Like WV1, Utah International Charter's students are predominantly immigrants and refugees. Principal Angie Rowland says 90% of her students are from countries outside the U.S., primarily Somalia, Burma, Nepal, Iraq, Afghanistan and Central African nations. Utah International's education model differs vastly from WV1's. Unlike the teacher-centered direct instruction, it focuses on collaborative teaching, where students are often paired with others who speak a language in which they're fluent, and then they all translate their projects back to English to share with their peers. "A big part of every class is having students work in small groups, or partners, so the students are doing a lot of talking, versus the teachers doing a lot of talking," Rowland says. "For us, it's really important that the students speak their own language whenever they can."
The idea, Rowland explains, is that the more fluent and literate students are in their primary language, the more likely they are to become fluent in another. Plus, she and her staff believe in celebrating their students' backgrounds and giving them a space to express their culture and pride in their home countries. "That's America. That's what Americans do. When you come to the United States, you don't have to be like everyone else," Rowland says. "We feel pretty strongly that it's important to respect and build on the cultures of our kids, not to try to change them."
Rowland says it makes more sense for Utah International to be a charter, rather than a traditional district school, because its charge is to meet the needs of English learners. "In Utah, at least, a [traditional] public school might have trouble specializing in that way because they're supposed to meet everybody's needs," Rowland says. "We can say we're doing what we're doing to meet the needs of our target population, which is refugees and immigrants."

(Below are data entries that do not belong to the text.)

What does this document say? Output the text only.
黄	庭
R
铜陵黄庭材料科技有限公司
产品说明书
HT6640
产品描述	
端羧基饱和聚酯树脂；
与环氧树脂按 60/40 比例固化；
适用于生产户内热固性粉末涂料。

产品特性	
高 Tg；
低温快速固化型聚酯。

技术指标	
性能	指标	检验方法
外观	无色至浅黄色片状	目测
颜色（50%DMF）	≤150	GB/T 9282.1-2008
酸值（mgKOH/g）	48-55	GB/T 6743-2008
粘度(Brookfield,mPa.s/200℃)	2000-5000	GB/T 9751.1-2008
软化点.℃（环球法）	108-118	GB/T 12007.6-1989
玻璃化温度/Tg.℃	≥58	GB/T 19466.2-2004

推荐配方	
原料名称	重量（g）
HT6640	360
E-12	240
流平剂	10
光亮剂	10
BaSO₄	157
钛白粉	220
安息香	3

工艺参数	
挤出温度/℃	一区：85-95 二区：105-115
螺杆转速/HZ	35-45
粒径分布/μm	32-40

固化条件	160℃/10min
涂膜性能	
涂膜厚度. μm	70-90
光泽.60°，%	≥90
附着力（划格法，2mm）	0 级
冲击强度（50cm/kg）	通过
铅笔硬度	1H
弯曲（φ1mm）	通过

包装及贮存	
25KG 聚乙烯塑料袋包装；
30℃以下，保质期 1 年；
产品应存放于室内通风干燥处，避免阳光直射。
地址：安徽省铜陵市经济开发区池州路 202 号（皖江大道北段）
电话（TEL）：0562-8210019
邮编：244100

The focused attention and repetition of language skills, Catholic Community Services' Batar says, helps recently resettled refugees and immigrants build a linguistic foundation so they can learn other subjects like math, social studies and science. "Without English, there is no way they will understand all these other subjects," he says. "I think we need more resources to help these newcomers, so they can catch up with their peers so they can be on the same level, educationally. Otherwise they're lagging behind."